Silver Screen and Roll made the historical argument comparing this year’s MVP race to that of the 2001 race that saw Allen Iverson defeat Shaquille O’Neal. That year, Iverson wowed with an incredible offensive display while surrounded by mediocre offensive talent. Shaq, on the other hand, was a defensive and offensive force who just did all the dirty work for the eventual champion Lakers.

The comparison between the two MVP races is quite astonishing.

Chicago’s proficiency defensively with Derrick Rose off the floor speaks something to Rose’s value. Photo by: Keith Allison, Source: Flickr, found with

What might be more astonishing is the chart that shows the team is significantly better defensively with Rose off the floor. The Bulls have a 92.5 defensive efficiency with Rose off the floor. And this is a team that is already one of the best defensive squads in the league. It is important to note that the Bulls are a much better offensive team with Rose on the floor. But there is no denying these numbers suggest Rose’s impact is only felt on one side of the floor.

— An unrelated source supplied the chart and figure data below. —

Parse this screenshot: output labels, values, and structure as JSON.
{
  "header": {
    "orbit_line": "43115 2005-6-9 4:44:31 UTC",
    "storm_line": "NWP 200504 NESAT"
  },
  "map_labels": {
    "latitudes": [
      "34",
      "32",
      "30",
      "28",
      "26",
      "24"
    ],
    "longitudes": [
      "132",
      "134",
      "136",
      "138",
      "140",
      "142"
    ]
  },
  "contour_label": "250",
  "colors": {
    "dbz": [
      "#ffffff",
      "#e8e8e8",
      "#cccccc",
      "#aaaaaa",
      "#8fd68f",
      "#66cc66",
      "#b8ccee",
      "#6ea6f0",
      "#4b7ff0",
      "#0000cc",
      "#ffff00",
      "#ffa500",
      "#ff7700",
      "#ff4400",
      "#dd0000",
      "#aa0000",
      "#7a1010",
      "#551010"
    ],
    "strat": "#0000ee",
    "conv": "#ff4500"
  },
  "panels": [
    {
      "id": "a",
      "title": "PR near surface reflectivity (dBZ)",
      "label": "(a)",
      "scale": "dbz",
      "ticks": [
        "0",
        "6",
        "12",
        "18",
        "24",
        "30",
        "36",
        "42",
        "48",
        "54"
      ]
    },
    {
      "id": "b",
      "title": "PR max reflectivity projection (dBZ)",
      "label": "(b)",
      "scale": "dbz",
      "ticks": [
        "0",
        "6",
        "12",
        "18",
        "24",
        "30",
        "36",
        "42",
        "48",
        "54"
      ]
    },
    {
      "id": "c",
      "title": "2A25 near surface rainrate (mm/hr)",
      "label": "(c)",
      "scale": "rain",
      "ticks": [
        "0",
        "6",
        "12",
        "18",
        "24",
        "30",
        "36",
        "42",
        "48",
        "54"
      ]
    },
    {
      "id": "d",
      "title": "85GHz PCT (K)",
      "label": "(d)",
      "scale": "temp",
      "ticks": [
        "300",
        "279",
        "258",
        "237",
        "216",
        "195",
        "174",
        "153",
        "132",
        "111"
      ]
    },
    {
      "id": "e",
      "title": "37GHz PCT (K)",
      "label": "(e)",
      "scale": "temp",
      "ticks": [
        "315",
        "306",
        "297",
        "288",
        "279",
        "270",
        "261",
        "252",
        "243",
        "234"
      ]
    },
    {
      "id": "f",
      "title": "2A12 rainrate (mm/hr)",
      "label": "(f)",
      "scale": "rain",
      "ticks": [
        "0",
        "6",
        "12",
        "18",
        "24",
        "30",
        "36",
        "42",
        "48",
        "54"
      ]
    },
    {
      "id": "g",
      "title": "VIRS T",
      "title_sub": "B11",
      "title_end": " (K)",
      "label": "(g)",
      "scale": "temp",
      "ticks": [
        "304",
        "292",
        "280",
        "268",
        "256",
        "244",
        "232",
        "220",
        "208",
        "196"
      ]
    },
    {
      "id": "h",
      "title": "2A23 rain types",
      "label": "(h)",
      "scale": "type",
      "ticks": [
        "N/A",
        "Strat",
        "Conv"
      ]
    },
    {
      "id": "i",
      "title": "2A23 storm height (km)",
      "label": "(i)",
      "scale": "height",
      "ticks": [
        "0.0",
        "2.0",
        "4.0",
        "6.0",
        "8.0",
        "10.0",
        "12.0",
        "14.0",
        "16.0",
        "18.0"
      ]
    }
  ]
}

Howard, on the other hand, impacts just about every possession. You take Howard off the Magic and what you have would make many observers feel very uncomfortable. You could argue Howard and Rose both benefit from the argument of “their teams would be nowhere without them.” That is one popular approach to voting on the league’s MVP.

Another would be statistics. It seems Howard has some edge there. The big argument throughout the Internet during this whole debate has been centered on this.

Howard’s impact on the defensive end is close to immeasurable. His offense has been the best of his career and his PER reflects that.

He and LeBron James have been trading the lead in that category for the better part of the last two or three months. Howard’s 26.42 PER is second in the league, while Rose is 11th at 23.31 (behind non-MVP candidates Russell Westbrook, Kevin Love and Chris Paul). Rose only rises to eighth when measuring by John Hollinger’s value added rating and Howard is second.

Those numbers might wash over the voters, because in the end this whole thing is a popularity contest. The “eye test” is most likely the method used by most voters. Both players pass the initial eye test. But then Rose does amazing things with the basketball. Howard’s approach is methodical and sometimes looks too easy. The way Rose finishes at the rim and the surprise of the Bulls’ season — added to the disappointment of the Magic’s — and Rose starts to smell more like an MVP.

In reality both Howard and Rose are MVPs. And ultimately the voters will have their say. It is easy for us to argue Howard deserves the award, we see him every night.

The unfortunate part is that Howard is still fighting misconceptions about him — whether it is his ever-developing offensive repertoire or his “hot-headedness” that comes with those technical fouls he struggles to stay away from. And the eye test still seems to be the way most national voters, who may not see either player at their best, cast their vote.

Unfortunately, as deserving as I think Howard might be of the award, Van Gundy appears to be right. Rose is going to win this popularity contest this year.